According to the news of the financial industry on January 19, star fund manager Yi Fangda Zhang Kun, CEIBS Fund Glen, GF Fund Wu Xingwu and others investigated ST National Medicine (000516) by teleconference. ST National Medicine said that the suspension of two hospitals for three months will affect the company's performance, but according to the historical data of previous years, the revenue in the first quarter accounts for the smallest proportion of the annual revenue, so the company believes that the impact of the suspension on revenue and profit is limited, and with the speed of operation after the follow-up consultation, it can be corrected, and the impact on performance is controllable. In terms of stock price, ST National Medical has fallen continuously in recent days, and its market value has shrunk by 66%! As of today's close of trading at 7.17 yuan, down 5.03%.

Consecutive stop-and-go market value shrinks by 66%! ST Traditional Chinese Medicine Welcoming Yi Fangda Zhang Kun, CEIBS Glen, Guangfa Wu Xingwu and other surveys, said that they would look forward to removing their hats after 3 months

It is reported that there were also four public fund companies such as BANK OFC Fund and CITIC Prudential who lowered the international medical valuation to 7.11 yuan and 7.18 yuan. Some funds also said that they will pay close attention to the follow-up developments of "international medicine" and adjust their valuation prices in a timely manner if necessary.

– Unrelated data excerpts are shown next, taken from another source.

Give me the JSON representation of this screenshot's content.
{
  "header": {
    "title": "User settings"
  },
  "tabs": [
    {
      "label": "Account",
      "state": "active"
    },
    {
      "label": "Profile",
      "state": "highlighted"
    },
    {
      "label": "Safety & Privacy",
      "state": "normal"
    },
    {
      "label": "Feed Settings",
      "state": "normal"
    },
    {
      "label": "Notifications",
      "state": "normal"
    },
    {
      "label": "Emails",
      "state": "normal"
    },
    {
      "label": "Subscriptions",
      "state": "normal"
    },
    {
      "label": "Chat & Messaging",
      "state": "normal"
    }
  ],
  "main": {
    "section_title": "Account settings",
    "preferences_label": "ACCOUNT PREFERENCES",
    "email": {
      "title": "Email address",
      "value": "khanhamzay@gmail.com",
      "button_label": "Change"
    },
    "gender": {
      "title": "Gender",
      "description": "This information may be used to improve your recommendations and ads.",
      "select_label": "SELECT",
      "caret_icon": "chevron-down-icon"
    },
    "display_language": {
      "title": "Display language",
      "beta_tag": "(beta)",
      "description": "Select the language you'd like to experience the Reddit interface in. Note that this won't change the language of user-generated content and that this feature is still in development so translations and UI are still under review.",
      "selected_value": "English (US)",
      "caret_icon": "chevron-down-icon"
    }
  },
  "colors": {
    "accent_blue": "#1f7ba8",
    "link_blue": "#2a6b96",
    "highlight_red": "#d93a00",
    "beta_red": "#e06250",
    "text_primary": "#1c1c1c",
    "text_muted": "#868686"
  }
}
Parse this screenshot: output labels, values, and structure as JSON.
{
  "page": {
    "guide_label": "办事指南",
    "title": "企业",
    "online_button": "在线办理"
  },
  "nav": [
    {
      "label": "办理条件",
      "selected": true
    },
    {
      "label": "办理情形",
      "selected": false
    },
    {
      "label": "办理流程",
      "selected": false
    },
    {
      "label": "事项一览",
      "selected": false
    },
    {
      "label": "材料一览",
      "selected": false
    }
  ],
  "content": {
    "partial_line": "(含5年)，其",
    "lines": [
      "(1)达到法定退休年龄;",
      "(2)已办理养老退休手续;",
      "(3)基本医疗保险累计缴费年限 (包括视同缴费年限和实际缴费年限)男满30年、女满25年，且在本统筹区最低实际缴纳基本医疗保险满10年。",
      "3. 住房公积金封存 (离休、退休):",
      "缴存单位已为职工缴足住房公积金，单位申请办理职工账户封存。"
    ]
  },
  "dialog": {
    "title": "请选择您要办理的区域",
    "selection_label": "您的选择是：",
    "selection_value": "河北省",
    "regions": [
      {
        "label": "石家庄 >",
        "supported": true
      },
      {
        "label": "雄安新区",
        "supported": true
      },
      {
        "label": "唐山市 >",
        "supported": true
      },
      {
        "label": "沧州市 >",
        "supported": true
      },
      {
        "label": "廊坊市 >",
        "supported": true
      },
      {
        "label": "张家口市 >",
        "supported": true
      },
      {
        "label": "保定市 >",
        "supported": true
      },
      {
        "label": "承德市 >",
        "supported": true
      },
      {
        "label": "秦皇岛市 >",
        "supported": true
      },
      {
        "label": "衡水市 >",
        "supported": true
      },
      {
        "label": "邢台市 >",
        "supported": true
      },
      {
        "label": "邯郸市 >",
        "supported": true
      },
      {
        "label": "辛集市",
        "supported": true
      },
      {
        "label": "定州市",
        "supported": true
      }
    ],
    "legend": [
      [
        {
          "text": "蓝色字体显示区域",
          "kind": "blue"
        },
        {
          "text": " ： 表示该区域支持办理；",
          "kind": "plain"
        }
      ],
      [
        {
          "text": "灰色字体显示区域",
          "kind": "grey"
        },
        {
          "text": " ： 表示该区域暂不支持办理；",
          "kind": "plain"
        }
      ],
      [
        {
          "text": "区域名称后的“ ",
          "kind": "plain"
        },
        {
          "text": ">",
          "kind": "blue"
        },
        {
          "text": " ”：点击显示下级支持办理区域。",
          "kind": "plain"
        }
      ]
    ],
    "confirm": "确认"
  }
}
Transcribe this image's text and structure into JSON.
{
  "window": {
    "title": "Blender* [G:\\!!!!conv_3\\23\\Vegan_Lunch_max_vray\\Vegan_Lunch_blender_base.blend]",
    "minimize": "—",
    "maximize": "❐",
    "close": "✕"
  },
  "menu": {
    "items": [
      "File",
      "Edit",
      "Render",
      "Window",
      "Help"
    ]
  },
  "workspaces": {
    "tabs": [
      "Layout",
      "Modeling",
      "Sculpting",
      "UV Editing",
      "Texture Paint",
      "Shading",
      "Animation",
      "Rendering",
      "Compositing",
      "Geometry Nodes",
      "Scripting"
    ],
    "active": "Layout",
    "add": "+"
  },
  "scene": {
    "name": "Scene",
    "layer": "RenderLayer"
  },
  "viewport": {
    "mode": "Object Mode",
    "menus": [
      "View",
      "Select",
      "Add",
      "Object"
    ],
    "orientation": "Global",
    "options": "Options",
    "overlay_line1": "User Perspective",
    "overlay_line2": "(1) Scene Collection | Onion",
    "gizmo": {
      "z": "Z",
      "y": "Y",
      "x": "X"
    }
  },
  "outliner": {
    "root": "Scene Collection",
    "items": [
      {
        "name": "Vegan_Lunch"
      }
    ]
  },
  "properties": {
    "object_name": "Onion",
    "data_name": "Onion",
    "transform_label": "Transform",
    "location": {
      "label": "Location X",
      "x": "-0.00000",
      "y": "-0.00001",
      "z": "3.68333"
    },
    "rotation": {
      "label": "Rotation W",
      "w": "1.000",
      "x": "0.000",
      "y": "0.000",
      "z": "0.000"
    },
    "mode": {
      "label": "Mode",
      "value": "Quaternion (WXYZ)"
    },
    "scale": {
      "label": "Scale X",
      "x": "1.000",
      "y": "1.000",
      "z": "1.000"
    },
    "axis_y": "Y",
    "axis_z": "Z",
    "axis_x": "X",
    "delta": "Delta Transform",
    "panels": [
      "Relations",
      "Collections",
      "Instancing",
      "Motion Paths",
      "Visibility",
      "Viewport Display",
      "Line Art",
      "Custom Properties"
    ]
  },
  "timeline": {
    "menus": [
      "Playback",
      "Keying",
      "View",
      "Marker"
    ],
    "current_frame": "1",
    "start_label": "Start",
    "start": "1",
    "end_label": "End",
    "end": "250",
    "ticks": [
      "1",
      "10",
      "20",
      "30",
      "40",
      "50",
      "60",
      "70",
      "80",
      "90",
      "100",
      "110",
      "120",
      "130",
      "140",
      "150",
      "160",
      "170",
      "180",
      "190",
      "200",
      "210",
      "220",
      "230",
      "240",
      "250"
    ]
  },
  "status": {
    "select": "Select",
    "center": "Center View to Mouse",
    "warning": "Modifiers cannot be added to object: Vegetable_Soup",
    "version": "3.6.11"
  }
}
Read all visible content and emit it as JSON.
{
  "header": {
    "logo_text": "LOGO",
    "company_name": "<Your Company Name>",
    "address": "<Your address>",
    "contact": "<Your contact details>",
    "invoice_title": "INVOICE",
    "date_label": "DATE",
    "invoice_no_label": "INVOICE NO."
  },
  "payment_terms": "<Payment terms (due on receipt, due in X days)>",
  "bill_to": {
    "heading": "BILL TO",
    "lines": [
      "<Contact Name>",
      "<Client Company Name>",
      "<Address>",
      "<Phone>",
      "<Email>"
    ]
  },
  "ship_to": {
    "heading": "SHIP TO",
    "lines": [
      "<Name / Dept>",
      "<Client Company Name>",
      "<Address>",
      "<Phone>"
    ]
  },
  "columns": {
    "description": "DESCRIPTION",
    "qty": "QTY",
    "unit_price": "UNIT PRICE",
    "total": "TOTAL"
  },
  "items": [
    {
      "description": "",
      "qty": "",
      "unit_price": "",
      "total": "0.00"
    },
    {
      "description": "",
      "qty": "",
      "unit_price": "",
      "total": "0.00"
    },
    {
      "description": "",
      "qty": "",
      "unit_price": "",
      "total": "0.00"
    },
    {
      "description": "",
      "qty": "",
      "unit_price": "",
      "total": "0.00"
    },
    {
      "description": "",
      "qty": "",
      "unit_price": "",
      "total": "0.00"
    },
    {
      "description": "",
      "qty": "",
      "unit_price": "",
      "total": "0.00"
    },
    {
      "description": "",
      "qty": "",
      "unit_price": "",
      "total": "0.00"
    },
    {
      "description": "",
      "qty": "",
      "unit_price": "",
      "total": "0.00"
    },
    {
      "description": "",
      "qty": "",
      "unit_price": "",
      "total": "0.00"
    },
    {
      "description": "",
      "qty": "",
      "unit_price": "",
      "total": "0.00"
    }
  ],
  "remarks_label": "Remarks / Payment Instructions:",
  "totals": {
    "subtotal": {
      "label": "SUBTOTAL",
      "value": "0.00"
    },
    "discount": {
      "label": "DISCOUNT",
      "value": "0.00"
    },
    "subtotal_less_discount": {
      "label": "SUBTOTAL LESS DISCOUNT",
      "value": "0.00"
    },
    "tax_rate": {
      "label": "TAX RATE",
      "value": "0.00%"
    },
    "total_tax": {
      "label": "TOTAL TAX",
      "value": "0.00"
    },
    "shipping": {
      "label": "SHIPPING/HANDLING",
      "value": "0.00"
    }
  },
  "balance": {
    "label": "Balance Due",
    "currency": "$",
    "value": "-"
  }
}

After the above-mentioned stock trading reflects the characteristics of active market trading, the company will comprehensively refer to the relevant influencing factors and negotiate with the fund custodian to determine the resumption of valuation of the day's closing price, and will not be announced separately at that time.

International Medicine (000516. SZ) announced on the evening of January 13 that the subordinate Xi'an High-tech Hospital and Xi'an International Medical Center Hospital received a notice from the Xi'an Municipal Health Commission to mechanically implement relevant epidemic prevention policies, delay the rescue and diagnosis and treatment of critically ill patients, arouse widespread concern in public opinion, cause serious consequences, suspend business for 3 months according to requirements, and reopen the clinic after the expiration of the rectification.

This matter triggered the corresponding situation of "the stock of the listed company was implemented with other risk warnings", the international medical stock was suspended for one day since the opening of the market on January 14, and other risk warnings were implemented since the opening of the market on January 17, and the stock abbreviation was changed from "International Medicine" to "ST National Medicine".

The International Medical Board of Directors said that it was deeply saddened and guilty about the incident, and expressed its deep apologies to the patients, their families and the public. During the prevention and control of the new crown pneumonia epidemic, the two hospitals mechanically implemented relevant epidemic prevention policies, exposing the lack of awareness of the overall situation, unrealistic work style, weak sense of responsibility, and lack of humanistic care.

According to the Tianyan risk tips in the Tianyancha APP, the company has a medium risk level, with a total of 825 of its own risks, of which 7 involve equity pledge information; 104 peripheral risks, 3 historical risks, and 163 early warning reminders.